If you and your partner have decided to ditch the idea of a traditional wedding, the idea of eloping may come to mind, and it’s no mystery why: eloping is affordable, eco-friendly, and is generally a more relaxed and casual affair. But just because you’re not having a sit-down dinner for 200 doesn’t mean that there aren’t any rules to follow. While the steps you need to take to elope are arguably easier than a larger wedding day, there is such a thing as eloping etiquette. Eloping etiquette can help to avoid feelings of guilt over not inviting your loved ones, and can help you take the right steps towards having friends and family feel included, even if they can’t be a part of the celebration on your wedding day.
Tell Your Family and Friends
If you’ve decided that eloping is right for you and you’re opting not to have guests, filling your loved ones in on your plans might be a good idea. While you may be worried how they will react — especially if you have a tight-knit family — we can almost guarantee that their reactions will intensify if you tell them after you elope. The best thing to do is be open and share your reasons why you’re choosing to elope. Whether you want to save money, reduce your carbon footprint, or you simply don’t enjoy being in the spotlight, if you’re honest with why you’re eloping, chances are your loved ones will be more understanding. If they don’t react the way you expected, just know that that’s OK, too. Kindly remind them that, while you are empathetic towards how they feel about the situation, the decision comes down to the two people who are choosing to commit themselves to each other.
Remember that telling them about your decision is not a requirement, and ultimately, if you choose to not tell a single soul before your big day, that’s your prerogative! Just be mindful to navigate sharing the news with your loved ones delicately.
Send a Save the Date
If you’re choosing to tell friends and family beforehand, a thoughtful way to keep them in the loop is by sending a Save the Date (with recycled material, please!). While this typically differs from a traditional Save the Date — making sure it’s understood that you’re simply announcing when you’re eloping, not that they should be expecting an invitation in the mail — you can still send some details about your elopement. Telling your loved ones when and where you’ll be eloping can help make them feel connected to your big day, even if they’re not going to be in attendance. While this piece of eloping etiquette isn’t always necessary, it does take an extra step towards ensuring the people in your life that you do want them to play a small role in your wedding, even if that means simply chatting with them or getting together before you tie the knot.
Send a Marriage Announcement
Should you decide that you’re not telling family and friends about your elopement, sending a card (from recycled materials, of course) announcing that you and your partner have married is a very thoughtful option. Similarly, if you do tell your loved ones that you’re eloping, sending a marriage announcement is still a great idea! Choose a photo or two from your big day that you really love, and fill them in on all of the details, like your wedding date and your ceremony location can help them tune into the details of your day.
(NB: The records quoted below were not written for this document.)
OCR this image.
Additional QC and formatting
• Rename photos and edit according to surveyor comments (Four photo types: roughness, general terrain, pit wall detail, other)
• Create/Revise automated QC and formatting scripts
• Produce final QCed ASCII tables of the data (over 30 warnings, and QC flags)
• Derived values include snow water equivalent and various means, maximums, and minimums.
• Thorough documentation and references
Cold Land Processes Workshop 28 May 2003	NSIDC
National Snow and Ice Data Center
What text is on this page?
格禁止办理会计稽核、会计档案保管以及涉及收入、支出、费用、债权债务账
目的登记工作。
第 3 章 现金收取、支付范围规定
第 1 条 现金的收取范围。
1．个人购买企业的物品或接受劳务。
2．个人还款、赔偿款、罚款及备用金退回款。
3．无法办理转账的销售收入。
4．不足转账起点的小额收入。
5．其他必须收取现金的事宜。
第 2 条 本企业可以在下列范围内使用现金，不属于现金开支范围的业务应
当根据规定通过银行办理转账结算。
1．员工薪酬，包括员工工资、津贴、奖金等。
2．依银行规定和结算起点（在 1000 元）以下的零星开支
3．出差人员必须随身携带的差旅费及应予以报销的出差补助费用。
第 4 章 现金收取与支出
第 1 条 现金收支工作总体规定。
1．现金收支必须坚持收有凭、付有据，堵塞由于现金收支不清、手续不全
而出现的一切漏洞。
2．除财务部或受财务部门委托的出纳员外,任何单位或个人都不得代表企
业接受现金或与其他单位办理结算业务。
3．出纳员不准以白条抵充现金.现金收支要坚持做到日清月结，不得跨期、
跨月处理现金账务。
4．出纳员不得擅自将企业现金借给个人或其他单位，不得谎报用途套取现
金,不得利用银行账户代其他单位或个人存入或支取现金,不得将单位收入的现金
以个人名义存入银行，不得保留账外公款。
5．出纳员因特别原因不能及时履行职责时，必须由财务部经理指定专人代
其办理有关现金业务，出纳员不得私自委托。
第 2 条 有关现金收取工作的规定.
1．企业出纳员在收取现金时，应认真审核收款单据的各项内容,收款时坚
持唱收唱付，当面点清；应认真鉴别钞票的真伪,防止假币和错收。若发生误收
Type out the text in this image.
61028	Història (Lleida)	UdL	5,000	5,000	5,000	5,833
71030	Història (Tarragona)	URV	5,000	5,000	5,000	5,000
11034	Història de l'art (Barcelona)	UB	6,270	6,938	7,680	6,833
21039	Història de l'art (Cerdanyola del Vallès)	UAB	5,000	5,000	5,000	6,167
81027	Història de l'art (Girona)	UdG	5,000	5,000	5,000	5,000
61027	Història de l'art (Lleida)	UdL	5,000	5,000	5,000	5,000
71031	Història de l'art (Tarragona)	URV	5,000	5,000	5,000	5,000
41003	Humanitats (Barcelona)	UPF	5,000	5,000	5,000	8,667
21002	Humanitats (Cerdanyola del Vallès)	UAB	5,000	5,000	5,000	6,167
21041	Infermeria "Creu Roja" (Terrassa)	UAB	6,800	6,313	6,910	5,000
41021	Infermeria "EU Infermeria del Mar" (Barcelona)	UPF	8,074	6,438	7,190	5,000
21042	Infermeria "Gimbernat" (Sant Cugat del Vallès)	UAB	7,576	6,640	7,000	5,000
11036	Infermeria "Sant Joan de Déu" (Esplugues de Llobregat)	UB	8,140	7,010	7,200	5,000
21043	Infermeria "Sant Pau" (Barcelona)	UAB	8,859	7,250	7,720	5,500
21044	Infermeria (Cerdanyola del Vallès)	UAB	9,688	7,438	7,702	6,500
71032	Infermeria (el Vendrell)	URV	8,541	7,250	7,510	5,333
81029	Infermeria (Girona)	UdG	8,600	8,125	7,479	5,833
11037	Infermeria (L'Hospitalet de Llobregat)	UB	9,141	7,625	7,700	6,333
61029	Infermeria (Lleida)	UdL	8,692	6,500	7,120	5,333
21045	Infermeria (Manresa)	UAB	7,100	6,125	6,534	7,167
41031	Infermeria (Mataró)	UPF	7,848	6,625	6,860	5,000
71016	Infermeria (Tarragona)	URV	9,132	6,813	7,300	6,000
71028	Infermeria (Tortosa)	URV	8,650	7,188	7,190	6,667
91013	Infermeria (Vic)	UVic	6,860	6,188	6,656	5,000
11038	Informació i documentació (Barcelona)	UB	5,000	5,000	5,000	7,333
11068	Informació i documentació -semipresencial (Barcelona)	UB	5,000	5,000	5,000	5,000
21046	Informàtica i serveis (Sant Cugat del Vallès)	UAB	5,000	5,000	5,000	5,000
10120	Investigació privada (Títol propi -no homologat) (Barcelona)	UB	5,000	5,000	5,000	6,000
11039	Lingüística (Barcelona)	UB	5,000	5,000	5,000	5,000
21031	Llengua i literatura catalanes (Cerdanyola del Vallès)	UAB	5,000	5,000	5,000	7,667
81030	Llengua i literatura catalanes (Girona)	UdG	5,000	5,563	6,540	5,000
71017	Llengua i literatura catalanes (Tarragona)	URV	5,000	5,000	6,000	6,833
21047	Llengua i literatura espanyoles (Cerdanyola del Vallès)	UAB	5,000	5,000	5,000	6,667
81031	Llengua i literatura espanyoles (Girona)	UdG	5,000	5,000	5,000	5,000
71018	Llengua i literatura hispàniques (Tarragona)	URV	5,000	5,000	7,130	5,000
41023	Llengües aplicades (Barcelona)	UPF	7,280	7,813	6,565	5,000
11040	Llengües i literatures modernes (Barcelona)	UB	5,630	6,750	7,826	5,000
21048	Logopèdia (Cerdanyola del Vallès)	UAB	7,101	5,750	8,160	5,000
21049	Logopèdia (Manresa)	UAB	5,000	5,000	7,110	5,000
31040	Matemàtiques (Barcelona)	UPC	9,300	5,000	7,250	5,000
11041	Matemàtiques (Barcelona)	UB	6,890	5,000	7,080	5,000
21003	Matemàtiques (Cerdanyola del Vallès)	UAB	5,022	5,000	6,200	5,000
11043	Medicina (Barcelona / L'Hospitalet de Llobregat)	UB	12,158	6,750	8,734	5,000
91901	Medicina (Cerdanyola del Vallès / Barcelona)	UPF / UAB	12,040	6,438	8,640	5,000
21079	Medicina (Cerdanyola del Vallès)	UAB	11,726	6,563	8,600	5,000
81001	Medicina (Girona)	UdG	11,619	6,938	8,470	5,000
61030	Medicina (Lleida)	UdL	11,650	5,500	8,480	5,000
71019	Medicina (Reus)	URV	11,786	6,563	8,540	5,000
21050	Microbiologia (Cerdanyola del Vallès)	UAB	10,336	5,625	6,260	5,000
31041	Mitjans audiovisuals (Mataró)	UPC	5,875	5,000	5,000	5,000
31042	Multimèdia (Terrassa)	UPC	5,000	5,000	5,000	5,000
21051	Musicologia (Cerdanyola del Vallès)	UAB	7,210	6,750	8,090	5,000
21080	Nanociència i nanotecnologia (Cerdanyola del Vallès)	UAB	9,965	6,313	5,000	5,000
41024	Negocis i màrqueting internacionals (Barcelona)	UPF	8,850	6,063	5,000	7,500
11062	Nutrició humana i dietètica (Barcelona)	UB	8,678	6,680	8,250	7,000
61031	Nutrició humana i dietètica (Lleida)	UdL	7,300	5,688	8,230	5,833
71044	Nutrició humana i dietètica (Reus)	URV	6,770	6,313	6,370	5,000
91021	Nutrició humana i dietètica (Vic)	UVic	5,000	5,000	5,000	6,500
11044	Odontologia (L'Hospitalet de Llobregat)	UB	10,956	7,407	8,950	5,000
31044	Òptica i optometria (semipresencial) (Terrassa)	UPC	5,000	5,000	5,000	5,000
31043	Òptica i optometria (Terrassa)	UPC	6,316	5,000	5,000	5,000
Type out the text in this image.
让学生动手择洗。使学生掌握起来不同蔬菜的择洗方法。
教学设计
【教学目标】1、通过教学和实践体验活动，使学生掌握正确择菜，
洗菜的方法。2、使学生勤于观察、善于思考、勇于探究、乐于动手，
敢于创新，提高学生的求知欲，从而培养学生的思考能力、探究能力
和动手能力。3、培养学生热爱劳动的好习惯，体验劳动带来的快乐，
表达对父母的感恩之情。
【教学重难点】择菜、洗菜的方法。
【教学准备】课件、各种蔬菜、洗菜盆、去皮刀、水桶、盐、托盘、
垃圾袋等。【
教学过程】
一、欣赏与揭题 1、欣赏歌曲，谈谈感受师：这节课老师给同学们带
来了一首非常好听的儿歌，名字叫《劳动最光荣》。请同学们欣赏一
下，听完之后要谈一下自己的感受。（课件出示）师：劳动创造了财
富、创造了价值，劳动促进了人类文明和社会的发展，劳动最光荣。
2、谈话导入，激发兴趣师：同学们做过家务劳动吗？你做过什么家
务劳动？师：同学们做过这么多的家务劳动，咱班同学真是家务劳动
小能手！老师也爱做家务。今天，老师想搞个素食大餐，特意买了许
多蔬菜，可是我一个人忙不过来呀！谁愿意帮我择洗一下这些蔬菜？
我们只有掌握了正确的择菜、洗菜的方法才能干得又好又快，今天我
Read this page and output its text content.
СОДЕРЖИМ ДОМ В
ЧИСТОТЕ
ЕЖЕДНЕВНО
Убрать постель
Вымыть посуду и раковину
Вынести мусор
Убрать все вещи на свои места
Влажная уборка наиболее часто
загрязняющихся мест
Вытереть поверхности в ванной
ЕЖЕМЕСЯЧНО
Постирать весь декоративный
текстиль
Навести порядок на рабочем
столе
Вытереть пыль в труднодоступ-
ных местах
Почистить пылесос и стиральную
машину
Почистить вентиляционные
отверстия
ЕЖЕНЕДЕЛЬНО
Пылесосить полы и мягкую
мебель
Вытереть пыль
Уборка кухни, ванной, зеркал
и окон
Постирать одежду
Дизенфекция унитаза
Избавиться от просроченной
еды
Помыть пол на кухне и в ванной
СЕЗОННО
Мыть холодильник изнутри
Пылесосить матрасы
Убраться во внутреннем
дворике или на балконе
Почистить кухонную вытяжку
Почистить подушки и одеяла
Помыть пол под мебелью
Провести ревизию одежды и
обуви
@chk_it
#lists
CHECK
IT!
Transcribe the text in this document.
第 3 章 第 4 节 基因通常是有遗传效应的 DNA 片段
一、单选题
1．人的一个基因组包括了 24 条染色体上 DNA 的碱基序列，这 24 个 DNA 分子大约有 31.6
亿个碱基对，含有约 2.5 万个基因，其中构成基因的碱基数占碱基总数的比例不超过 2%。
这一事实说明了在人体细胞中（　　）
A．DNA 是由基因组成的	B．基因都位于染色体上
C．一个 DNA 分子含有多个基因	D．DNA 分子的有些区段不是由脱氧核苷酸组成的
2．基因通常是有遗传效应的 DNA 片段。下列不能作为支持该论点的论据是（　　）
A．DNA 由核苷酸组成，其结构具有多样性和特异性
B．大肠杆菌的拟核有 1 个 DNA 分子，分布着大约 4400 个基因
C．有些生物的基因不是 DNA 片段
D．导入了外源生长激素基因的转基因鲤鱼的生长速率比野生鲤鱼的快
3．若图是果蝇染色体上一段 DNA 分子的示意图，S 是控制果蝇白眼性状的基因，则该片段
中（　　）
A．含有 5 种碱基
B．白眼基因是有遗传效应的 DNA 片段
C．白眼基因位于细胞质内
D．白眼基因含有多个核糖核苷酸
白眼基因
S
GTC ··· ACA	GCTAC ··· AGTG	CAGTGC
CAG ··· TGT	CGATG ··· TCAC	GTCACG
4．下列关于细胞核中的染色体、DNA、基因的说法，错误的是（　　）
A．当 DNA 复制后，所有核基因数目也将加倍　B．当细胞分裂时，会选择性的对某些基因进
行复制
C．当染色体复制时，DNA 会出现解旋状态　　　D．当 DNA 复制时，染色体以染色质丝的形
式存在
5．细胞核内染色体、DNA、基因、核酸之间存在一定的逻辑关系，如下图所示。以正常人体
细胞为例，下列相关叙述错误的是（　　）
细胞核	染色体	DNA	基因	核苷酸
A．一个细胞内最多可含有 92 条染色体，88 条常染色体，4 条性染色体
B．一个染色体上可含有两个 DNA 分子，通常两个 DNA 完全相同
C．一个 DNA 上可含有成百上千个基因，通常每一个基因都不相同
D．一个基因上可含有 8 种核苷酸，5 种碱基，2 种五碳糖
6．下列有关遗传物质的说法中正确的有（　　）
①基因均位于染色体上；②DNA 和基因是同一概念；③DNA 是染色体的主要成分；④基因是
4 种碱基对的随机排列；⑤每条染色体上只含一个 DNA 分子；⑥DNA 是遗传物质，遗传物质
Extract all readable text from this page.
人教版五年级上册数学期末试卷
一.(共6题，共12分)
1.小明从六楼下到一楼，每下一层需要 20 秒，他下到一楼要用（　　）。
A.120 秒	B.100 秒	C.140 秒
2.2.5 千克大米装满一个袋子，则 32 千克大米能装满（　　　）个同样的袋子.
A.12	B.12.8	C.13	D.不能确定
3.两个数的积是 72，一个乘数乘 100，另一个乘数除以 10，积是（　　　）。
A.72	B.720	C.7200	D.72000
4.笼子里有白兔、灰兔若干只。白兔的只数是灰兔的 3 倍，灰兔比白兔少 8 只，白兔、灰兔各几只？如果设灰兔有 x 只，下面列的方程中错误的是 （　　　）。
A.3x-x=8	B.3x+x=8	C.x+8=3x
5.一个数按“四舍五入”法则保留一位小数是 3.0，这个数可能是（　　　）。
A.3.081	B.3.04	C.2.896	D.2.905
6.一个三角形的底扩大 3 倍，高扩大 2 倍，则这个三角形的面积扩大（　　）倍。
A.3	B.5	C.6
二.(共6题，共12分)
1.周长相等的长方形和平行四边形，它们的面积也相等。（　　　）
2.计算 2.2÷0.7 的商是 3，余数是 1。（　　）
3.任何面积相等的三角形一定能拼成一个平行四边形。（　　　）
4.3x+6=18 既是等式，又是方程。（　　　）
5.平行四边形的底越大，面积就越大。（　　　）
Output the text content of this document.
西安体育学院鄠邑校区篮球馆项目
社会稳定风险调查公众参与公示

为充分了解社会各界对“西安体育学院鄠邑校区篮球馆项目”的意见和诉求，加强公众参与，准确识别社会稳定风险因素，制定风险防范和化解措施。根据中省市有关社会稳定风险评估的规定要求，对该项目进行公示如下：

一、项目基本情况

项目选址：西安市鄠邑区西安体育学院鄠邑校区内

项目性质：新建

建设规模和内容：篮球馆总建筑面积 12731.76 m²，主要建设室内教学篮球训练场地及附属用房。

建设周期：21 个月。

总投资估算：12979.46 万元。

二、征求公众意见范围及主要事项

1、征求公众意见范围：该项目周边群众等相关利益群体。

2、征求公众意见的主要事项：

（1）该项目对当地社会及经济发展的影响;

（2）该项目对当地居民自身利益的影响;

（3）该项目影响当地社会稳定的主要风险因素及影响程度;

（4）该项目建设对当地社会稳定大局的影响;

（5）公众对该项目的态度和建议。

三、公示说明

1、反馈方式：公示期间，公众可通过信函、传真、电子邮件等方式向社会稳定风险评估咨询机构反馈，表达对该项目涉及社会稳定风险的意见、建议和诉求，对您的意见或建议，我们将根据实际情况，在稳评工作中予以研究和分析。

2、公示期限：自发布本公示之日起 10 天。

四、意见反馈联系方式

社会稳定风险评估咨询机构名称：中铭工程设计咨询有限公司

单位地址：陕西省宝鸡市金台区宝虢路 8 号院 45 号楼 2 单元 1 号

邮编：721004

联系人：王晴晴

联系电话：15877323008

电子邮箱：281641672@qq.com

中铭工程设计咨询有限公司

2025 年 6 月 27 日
You may have friends and family ask if they can buy you a celebratory gift, so if you have a registry, it may be worth adding that onto your announcement, especially if you’re hosting a gathering to celebrate your marriage. Which brings us to our next eloping etiquette tip…
Host a Post-Ceremony Celebration
Call it a reception, a dinner, or just a casual party at your home, your friends and family are going to want to celebrate and toast to your marriage — so let them! Having a get-together doesn’t have to be fancy or expensive. It simply is a way of thanking your loved ones for supporting your decision to elope and is a chance to soak in a little bit of newlywed bliss. Your reception is also a great chance to share the story of your day with everyone (because you know that you’ll get asked over and over regardless), and to show off any photos or videos that were taken during your elopement.
Whether someone purchased an item from your registry or simply popped over with a bottle of champagne to celebrate, sending a thank-you is proper eloping etiquette — much like a traditional wedding. Handwriting an appreciative note thanking your friends and family for their thoughtfulness and generosity will always be the right thing to do, no matter how involved they were in your day. Heck, even sending a thank-you to anyone who was encouraging and understanding of your decision to elope isn’t a bad idea. If you have people around you who love you, show your love back with a simple gesture. That way, they can look back on your elopement experience with the same amount of love that you and your new spouse do.